For many people, the world of smartphones has two players: Samsung Galaxy and Apple iPhone. And realistically, there isn't much chance of people switching between the two in any given upgrade cycle. Samsung dominates the non-iPhone market in any location around the world that has the purchasing power to afford $1000 smartphones; and even outperforms Apple in many others.
So it's no surprise the technology world stops and stares every time Samsung refreshes the Galaxy S line. No matter what the Galaxy S10 and S10+ brought to the table this year, it was going to be covered and analyzed to every extent possible.

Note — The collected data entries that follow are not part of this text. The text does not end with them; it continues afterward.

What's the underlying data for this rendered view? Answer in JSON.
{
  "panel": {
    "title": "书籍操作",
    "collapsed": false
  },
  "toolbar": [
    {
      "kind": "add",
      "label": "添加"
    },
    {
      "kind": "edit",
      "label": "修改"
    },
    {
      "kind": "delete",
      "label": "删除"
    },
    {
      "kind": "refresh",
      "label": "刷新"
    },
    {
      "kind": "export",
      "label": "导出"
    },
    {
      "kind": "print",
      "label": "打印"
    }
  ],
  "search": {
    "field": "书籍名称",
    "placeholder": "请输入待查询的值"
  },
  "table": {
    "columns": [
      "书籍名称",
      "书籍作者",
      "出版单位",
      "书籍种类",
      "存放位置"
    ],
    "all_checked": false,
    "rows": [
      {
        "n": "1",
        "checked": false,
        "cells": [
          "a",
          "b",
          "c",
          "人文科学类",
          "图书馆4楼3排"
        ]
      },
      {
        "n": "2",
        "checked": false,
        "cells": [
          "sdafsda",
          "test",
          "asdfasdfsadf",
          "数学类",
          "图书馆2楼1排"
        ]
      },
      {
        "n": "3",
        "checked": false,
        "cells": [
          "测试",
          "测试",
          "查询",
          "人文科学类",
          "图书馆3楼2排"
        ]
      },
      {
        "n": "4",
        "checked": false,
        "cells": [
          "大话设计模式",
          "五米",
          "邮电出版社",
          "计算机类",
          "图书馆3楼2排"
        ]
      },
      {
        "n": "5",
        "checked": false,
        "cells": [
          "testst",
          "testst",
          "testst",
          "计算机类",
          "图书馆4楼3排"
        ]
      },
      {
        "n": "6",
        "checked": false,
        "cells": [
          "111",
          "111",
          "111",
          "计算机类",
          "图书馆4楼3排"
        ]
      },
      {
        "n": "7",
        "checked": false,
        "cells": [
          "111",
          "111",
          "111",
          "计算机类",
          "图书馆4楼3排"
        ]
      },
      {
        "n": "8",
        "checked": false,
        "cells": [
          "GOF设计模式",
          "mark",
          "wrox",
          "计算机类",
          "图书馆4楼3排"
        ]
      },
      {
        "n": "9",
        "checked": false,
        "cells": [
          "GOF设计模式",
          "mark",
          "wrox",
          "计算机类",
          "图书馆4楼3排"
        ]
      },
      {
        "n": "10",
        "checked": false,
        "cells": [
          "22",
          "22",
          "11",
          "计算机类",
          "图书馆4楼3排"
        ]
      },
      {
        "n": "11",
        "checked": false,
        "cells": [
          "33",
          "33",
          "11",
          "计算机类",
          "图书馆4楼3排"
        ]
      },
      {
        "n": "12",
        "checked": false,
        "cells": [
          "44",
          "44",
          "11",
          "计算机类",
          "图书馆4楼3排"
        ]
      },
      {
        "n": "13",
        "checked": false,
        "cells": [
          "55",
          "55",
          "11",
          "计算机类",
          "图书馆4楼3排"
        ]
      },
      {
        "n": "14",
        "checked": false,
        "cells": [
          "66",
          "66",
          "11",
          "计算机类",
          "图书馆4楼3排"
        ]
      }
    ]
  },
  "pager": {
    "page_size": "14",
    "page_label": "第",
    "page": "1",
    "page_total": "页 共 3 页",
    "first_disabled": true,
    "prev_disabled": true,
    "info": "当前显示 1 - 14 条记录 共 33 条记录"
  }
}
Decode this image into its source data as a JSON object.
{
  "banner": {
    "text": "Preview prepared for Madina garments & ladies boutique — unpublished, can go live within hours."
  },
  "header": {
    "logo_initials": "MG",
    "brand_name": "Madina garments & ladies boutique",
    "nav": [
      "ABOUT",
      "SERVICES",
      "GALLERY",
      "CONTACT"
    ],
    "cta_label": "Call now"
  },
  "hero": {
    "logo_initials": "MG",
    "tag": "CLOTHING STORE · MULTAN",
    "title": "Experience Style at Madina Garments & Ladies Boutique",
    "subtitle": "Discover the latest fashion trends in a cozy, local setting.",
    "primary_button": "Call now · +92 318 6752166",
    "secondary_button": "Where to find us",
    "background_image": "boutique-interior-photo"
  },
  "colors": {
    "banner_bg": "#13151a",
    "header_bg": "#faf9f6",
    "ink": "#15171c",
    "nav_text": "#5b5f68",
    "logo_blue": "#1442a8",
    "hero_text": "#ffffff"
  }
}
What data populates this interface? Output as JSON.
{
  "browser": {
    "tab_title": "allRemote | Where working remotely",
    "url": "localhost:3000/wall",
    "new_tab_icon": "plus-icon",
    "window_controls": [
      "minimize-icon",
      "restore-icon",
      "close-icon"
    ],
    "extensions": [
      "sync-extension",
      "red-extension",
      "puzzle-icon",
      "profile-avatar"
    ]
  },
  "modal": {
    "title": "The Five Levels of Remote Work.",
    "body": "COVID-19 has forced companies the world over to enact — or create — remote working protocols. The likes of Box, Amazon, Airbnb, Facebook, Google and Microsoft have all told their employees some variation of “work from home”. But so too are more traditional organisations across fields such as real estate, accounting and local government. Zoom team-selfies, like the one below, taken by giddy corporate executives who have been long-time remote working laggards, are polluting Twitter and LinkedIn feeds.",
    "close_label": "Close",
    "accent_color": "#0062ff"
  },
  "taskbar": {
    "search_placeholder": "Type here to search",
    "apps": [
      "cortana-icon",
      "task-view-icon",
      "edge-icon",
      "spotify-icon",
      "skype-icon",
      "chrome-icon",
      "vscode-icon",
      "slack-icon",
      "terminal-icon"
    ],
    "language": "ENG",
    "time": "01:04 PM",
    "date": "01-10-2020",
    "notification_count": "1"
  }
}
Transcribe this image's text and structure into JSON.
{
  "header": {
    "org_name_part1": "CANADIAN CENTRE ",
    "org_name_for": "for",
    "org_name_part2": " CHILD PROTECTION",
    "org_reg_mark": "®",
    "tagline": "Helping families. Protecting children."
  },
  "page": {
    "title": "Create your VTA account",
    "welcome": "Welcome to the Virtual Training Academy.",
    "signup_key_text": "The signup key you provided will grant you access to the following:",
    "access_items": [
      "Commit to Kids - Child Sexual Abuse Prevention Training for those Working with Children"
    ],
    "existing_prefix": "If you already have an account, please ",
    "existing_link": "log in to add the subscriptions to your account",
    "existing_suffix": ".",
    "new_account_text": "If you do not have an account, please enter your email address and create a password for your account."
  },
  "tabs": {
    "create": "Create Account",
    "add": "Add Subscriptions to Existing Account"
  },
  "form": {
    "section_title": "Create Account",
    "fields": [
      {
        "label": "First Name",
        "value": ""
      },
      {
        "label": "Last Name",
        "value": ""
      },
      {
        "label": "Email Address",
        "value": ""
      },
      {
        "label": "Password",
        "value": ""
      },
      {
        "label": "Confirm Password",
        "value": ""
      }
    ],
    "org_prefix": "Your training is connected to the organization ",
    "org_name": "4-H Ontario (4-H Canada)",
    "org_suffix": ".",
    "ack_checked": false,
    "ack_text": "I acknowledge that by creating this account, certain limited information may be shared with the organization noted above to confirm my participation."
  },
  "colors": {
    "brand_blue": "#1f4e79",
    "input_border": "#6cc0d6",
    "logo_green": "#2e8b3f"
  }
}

Thankfully for us all, the Galaxy S10 is a great phone — due in no small part to the reality that it's mostly unchanged from last year's Galaxy S9 (and even the S8 before it). Samsung once again took its dominant position in hardware, display, specs and features and simply turned it all up another level for 2019. The result is a phone that's an easy buy for just about anyone.
The Good
- Best-ever smartphone display
- Top-end specs
- Filled with useful hardware and software features
- Fun triple camera
- Headphone jack
The Bad
- Fingerprint sensor worse than last year
- Software requires tweaks and management
- Main camera doesn't match Pixel 3
- Charging speed behind the competition
Samsung has iterated on this same basic design concept since the Galaxy S6, slowly changing the proportions, stretching the edges and increasing the scale with each subsequent phone. It's been a successful one to be sure; it's more than a coincidence that just about every high-end smartphone has coalesced to look like the phones Samsung's been making since 2015
So you can't blame Samsung for keeping with what's worked so well. The Galaxy S10, and the larger Galaxy S10+ I've been using for this review, are brilliantly executed designs. The key theme of these phones is pure efficiency: getting as much hardware, as many specs, and as much capability into as compact of a body as possible. The GS10+ has the same effective screen real estate as the Note 9 from just a few months ago, yet is smaller in every dimension, 25 grams lighter, and has a larger battery.
Just as impressively, you get every feature that was here before. A microSD card slot sits next to the SIM. A headphone jack accompanies the USB-C port on the bottom. Stereo speakers give you a roughly 60/40 split between the bottom and top. It's such a treat to see Samsung still standardize on these core tenets.